Question 3: Did Lincoln intentionally agitate war with the South? Historian Brion McClanahan says yes: “Lincoln essentially started this war. He goaded the South into firing the first shots at Fort Sumter. He knew exactly what he was doing… he was asking to provision Fort Sumter which he knew would cause war… and the reason he was doing this was to save his party. Lincoln was never really concerned about saving the Union. It was about the Republican party and Republican dominance.”

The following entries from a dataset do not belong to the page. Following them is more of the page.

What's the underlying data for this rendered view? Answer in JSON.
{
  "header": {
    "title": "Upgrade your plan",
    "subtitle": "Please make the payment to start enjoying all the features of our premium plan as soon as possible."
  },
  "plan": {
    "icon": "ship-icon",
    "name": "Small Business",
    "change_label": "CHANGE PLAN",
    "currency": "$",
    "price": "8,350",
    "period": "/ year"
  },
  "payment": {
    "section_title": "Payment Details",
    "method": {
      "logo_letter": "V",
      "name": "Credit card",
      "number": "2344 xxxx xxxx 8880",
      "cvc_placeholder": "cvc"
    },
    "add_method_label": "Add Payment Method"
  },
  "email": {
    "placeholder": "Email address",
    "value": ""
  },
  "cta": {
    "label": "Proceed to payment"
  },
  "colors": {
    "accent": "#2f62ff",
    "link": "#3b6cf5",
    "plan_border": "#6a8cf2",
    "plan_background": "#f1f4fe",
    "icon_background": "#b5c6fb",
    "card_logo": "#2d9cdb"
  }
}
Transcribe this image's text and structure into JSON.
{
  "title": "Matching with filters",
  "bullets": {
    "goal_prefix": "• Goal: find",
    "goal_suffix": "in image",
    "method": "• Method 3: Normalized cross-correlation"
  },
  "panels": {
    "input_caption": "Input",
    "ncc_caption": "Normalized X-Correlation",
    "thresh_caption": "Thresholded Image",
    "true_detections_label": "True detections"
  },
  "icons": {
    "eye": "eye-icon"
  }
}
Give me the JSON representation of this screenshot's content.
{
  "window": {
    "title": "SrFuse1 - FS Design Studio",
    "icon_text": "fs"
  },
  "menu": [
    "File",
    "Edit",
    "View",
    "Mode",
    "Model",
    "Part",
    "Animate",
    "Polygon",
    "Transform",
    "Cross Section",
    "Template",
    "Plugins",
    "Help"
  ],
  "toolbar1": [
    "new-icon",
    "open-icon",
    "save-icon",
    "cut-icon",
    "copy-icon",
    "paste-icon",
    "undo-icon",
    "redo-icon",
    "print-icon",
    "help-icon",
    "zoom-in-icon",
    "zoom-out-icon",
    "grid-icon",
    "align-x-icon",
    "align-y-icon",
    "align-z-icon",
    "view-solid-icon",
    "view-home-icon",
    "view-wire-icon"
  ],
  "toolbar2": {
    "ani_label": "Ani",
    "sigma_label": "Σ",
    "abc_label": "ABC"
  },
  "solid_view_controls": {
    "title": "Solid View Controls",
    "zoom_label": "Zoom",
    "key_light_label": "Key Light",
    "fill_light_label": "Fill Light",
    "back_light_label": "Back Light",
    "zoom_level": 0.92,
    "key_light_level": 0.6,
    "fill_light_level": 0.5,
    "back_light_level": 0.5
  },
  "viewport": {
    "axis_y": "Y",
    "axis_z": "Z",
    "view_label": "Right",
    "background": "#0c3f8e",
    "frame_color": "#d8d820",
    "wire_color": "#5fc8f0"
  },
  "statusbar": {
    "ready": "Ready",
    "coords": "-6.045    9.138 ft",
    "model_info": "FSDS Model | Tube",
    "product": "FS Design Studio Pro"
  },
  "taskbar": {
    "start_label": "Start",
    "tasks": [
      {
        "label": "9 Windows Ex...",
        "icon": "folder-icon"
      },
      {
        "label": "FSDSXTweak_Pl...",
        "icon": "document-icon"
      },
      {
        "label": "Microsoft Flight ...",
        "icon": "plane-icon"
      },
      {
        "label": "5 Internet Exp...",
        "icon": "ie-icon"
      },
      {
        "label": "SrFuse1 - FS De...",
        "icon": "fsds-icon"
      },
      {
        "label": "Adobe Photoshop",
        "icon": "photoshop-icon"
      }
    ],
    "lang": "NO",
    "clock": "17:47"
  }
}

Question 4: Could the war have then been avoided? Perhaps. It’s known that Lincoln’s top general Winfield Scott argued in favor of blockading the South with the “Anaconda Plan.” But Lincoln hand-wrote the note to South Carolina Governor Francis Pickens that Fort Sumter would be provisioned, with the full knowledge that an attack on Sumter would be the likely consequence. Lincoln later claimed he “conceived the idea” of provisioning the fort and that his idea “succeeded. They attacked Fort Sumter – it fell, and thus, did more service than it otherwise could.”
Question 5: But what of ending slavery? Emancipated compensation was an idea at the time. As was colonization, which Lincoln favored, and which some say he was still considering at the time he was assassinated. Other historians such as Jim Powell, author of Greatest Emancipations, note that slavery ended without war in all of the western nations except for in the U.S. Could it have ended likewise in the U.S., sparing the over 600,000 casualties of the Civil War? What do you think?